When the book was completed, Biddle praised the young man’s intelligence and help. Shannon returned to Lexington in 1812 and was appointed messenger for the Kentucky electors, a position he maintained until 1819. On Sept. 19, 1813, Shannon married Ruth Snowden Price, daughter of Samuel Price, a trustee of TU. Another TU trustee was Henry Clay, who was also the speaker of the U.S. House of Representatives. Clay would later serve as U.S. secretary of state and was also a major party candidate for the U.S. presidency on three separate occasions.

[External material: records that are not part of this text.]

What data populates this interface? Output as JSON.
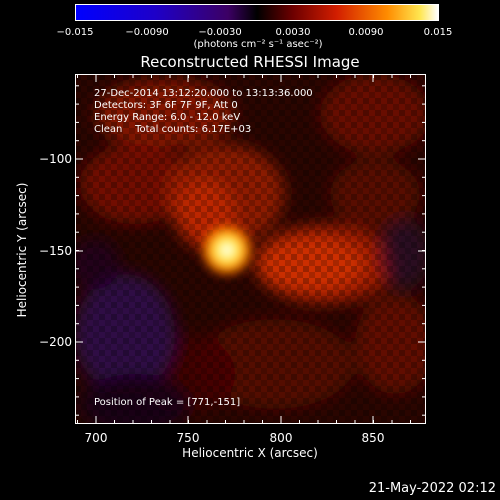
{
  "colorbar": {
    "ticks": [
      "−0.015",
      "−0.0090",
      "−0.0030",
      "0.0030",
      "0.0090",
      "0.015"
    ],
    "units": "(photons cm⁻² s⁻¹ asec⁻²)"
  },
  "title": "Reconstructed RHESSI Image",
  "annotation": {
    "line1": "27-Dec-2014 13:12:20.000 to 13:13:36.000",
    "line2": "Detectors: 3F 6F 7F 9F, Att 0",
    "line3": "Energy Range: 6.0 - 12.0 keV",
    "line4": "Clean    Total counts: 6.17E+03",
    "peak": "Position of Peak = [771,-151]"
  },
  "axes": {
    "xlabel": "Heliocentric X (arcsec)",
    "ylabel": "Heliocentric Y (arcsec)",
    "xticks": [
      "700",
      "750",
      "800",
      "850"
    ],
    "yticks": [
      "−100",
      "−150",
      "−200"
    ]
  },
  "datestamp": "21-May-2022 02:12",
  "colors": {
    "background": "#000000",
    "text": "#ffffff"
  }
}
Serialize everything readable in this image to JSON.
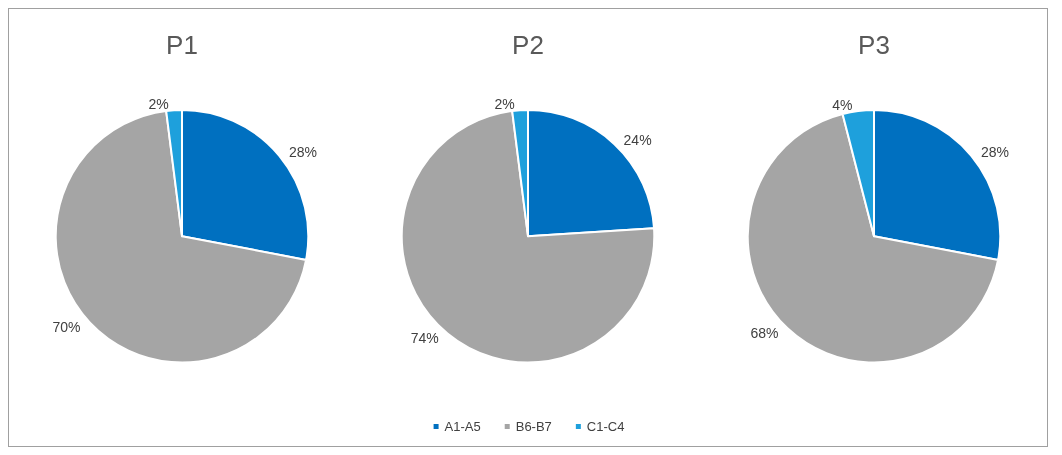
{
  "chart_data": [
    {
      "type": "pie",
      "title": "P1",
      "categories": [
        null,
        null,
        null
      ],
      "values": [
        28,
        70,
        2
      ],
      "value_labels": [
        "28%",
        "70%",
        "2%"
      ],
      "colors": [
        "#0070c0",
        "#a5a5a5",
        "#1ea0dc"
      ],
      "legend": false
    },
    {
      "type": "pie",
      "title": "P2",
      "categories": [
        "A1-A5",
        "B6-B7",
        "C1-C4"
      ],
      "values": [
        24,
        74,
        2
      ],
      "value_labels": [
        "24%",
        "74%",
        "2%"
      ],
      "colors": [
        "#0070c0",
        "#a5a5a5",
        "#1ea0dc"
      ],
      "legend": "bottom"
    },
    {
      "type": "pie",
      "title": "P3",
      "categories": [
        null,
        null,
        null
      ],
      "values": [
        28,
        68,
        4
      ],
      "value_labels": [
        "28%",
        "68%",
        "4%"
      ],
      "colors": [
        "#0070c0",
        "#a5a5a5",
        "#1ea0dc"
      ],
      "legend": false
    }
  ]
}
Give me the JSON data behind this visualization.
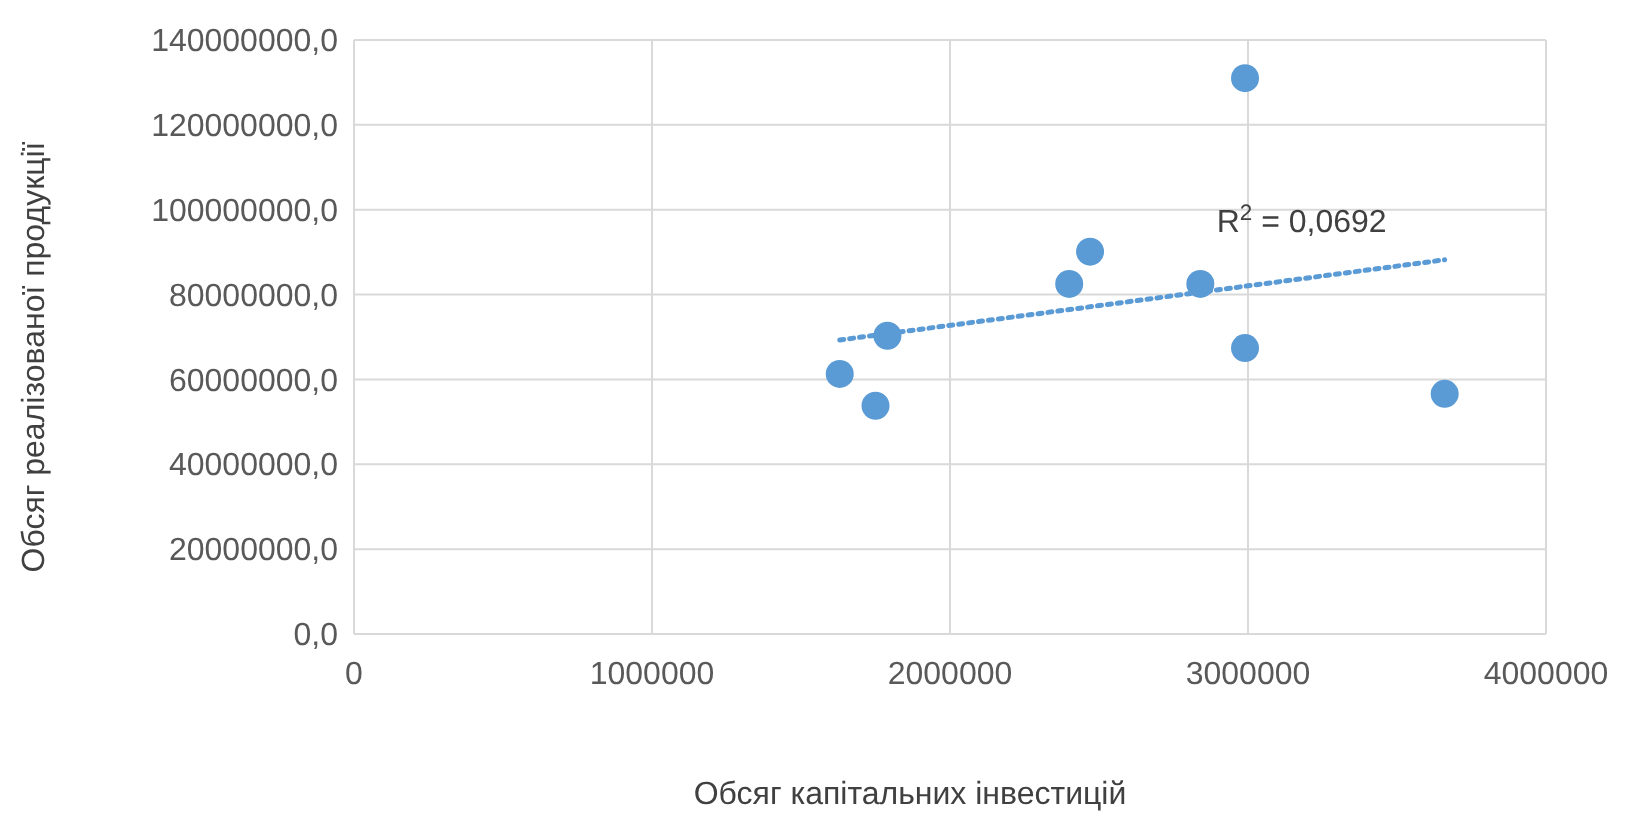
{
  "chart_data": {
    "type": "scatter",
    "xlabel": "Обсяг капітальних інвестицій",
    "ylabel": "Обсяг реалізованої продукції",
    "series": [
      {
        "color": "#5b9bd5",
        "x": [
          1630000,
          1750000,
          1790000,
          2400000,
          2470000,
          2840000,
          2990000,
          2990000,
          3660000
        ],
        "values": [
          61300000,
          53800000,
          70300000,
          82500000,
          90100000,
          82500000,
          131000000,
          67400000,
          56600000
        ]
      },
      {
        "type": "line",
        "line_style": "dotted",
        "marker": "none",
        "color": "#5b9bd5",
        "x": [
          1630000,
          3660000
        ],
        "values": [
          69300000,
          88200000
        ]
      }
    ],
    "marker": "circle",
    "xlim": [
      0,
      4000000
    ],
    "xticks": [
      0,
      1000000,
      2000000,
      3000000,
      4000000
    ],
    "ylim": [
      0,
      140000000
    ],
    "yticks": [
      {
        "value": 0,
        "label": "0,0"
      },
      {
        "value": 20000000,
        "label": "20000000,0"
      },
      {
        "value": 40000000,
        "label": "40000000,0"
      },
      {
        "value": 60000000,
        "label": "60000000,0"
      },
      {
        "value": 80000000,
        "label": "80000000,0"
      },
      {
        "value": 100000000,
        "label": "100000000,0"
      },
      {
        "value": 120000000,
        "label": "120000000,0"
      },
      {
        "value": 140000000,
        "label": "140000000,0"
      }
    ],
    "grid": true,
    "annotations": [
      "R$^{2}$ = 0,0692"
    ]
  }
}
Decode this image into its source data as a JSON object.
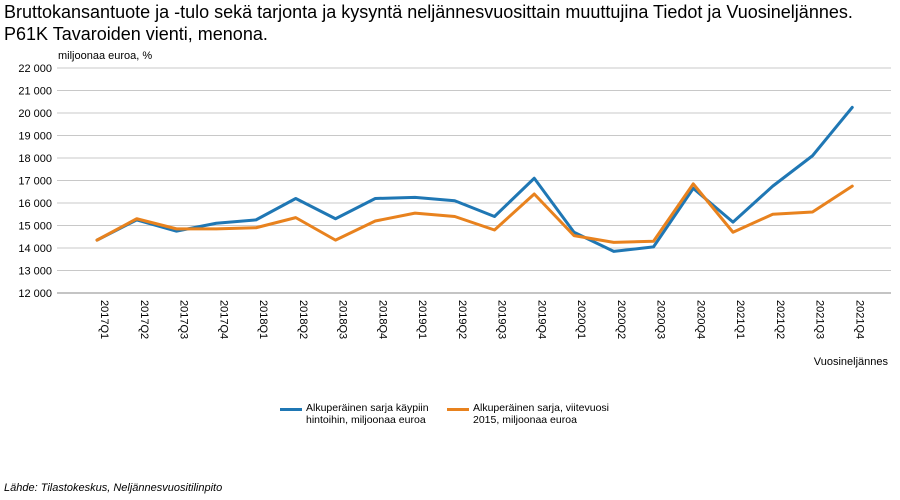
{
  "title": "Bruttokansantuote ja -tulo sekä tarjonta ja kysyntä neljännesvuosittain muuttujina Tiedot ja Vuosineljännes. P61K Tavaroiden vienti, menona.",
  "source": "Lähde: Tilastokeskus, Neljännesvuositilinpito",
  "chart_data": {
    "type": "line",
    "ylabel": "miljoonaa euroa, %",
    "xlabel": "Vuosineljännes",
    "ylim": [
      12000,
      22000
    ],
    "yticks": [
      12000,
      13000,
      14000,
      15000,
      16000,
      17000,
      18000,
      19000,
      20000,
      21000,
      22000
    ],
    "ytick_labels": [
      "12 000",
      "13 000",
      "14 000",
      "15 000",
      "16 000",
      "17 000",
      "18 000",
      "19 000",
      "20 000",
      "21 000",
      "22 000"
    ],
    "grid": true,
    "legend_position": "bottom",
    "categories": [
      "2017Q1",
      "2017Q2",
      "2017Q3",
      "2017Q4",
      "2018Q1",
      "2018Q2",
      "2018Q3",
      "2018Q4",
      "2019Q1",
      "2019Q2",
      "2019Q3",
      "2019Q4",
      "2020Q1",
      "2020Q2",
      "2020Q3",
      "2020Q4",
      "2021Q1",
      "2021Q2",
      "2021Q3",
      "2021Q4"
    ],
    "series": [
      {
        "name": "Alkuperäinen sarja käypiin hintoihin, miljoonaa euroa",
        "color": "#1f77b4",
        "values": [
          14350,
          15250,
          14750,
          15100,
          15250,
          16200,
          15300,
          16200,
          16250,
          16100,
          15400,
          17100,
          14700,
          13850,
          14050,
          16650,
          15150,
          16750,
          18100,
          20250
        ]
      },
      {
        "name": "Alkuperäinen sarja, viitevuosi 2015, miljoonaa euroa",
        "color": "#e8821e",
        "values": [
          14350,
          15300,
          14850,
          14850,
          14900,
          15350,
          14350,
          15200,
          15550,
          15400,
          14800,
          16400,
          14550,
          14250,
          14300,
          16850,
          14700,
          15500,
          15600,
          16750
        ]
      }
    ]
  }
}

Now that Shannon was married and about to start a large family, he began his law practice in Lexington and decided to cash in on some of the benefits of having been a member of the Lewis and Clark Expedition. He had received a land grant for 320 acres but had lost or misplaced the document deeding the grant to him. With the assistance of Clay, he received a new warrant for his 320 acres which was finally approved in 1814. Shannon assigned power of attorney to Clay in 1815, stating that he had sold his land warrant to Clay and that Clay was authorized as his attorney to draw the arrearages of his pension. With the help of Clay and Clark, Shannon also had his pension increased twice, once in 1814 and again in 1817.
Clay introduced Shannon to his good friend Thomas T. Barr, a successful Lexington attorney, and in 1818, the law firm partnership of Barr & Shannon was formed. Barr had just been elected to the Kentucky Legislature representing Fayette County, where Lexington was located. In 1820, Shannon ran as a candidate of the Relief Party and was elected to Barr’s former seat and was reelected in 1822. Members of the Relief Party later became Democrats. Barr died in 1824, ending his partnership with Shannon. Shannon returned to TU in 1820 to get his law degree and one of his classmates and close friends was Theodore W. Clay, the oldest son of Henry Clay. Both Shannon and T. W. Clay graduated in January 1822.
In 1824, Shannon was appointed as a circuit judge by Kentucky Gov. Joseph Desha. Just 25 days before the state Senate was to vote on Shannon’s confirmation, Desha’s son was charged with robbing and killing a man. The Senate confirmed Shannon’s appointment, and one of the first cases before him was the murder trial of Isaac Desha, son of the governor. Isaac was found guilty and Shannon ruled that Isaac should receive the death sentence.
The counsel for the defense immediately filed a motion for a new trial on the grounds that the jury had been tampered with and that the verdict was not in accordance with the evidence. Shannon agreed the evidence raised doubt as to Desha’s guilt, so he set aside the guilty verdict and granted a new trial. Many people criticized Shannon, but at the retrial, Isaac was again found guilty and another judge issued the same sentence. Gov. Desha then granted a pardon to his son.
Even though Shannon possessed a lifetime position, he gave up his judgeship in 1828 and moved to St. Charles, Missouri. In 1829, Shannon was nominated for the position of U.S. attorney for the District of Missouri by President Andrew Jackson, and confirmed by the U.S. Senate. In 1832, Shannon ran unsuccessfully for the U.S. Senate against the incumbent, Thomas Hart Benton. Lake Jessie, in Griggs County, North Dakota, is named for Benton’s second oldest daughter, and Benton was a cousin-in-law to Henry Clay, Shannon’s former mentor. Shannon died on Aug. 30, 1836. In 1841, a new county was created in Missouri and named in honor of George Shannon. Shannon County and Texas County are the only two counties in Missouri that cover over 1,000 square miles.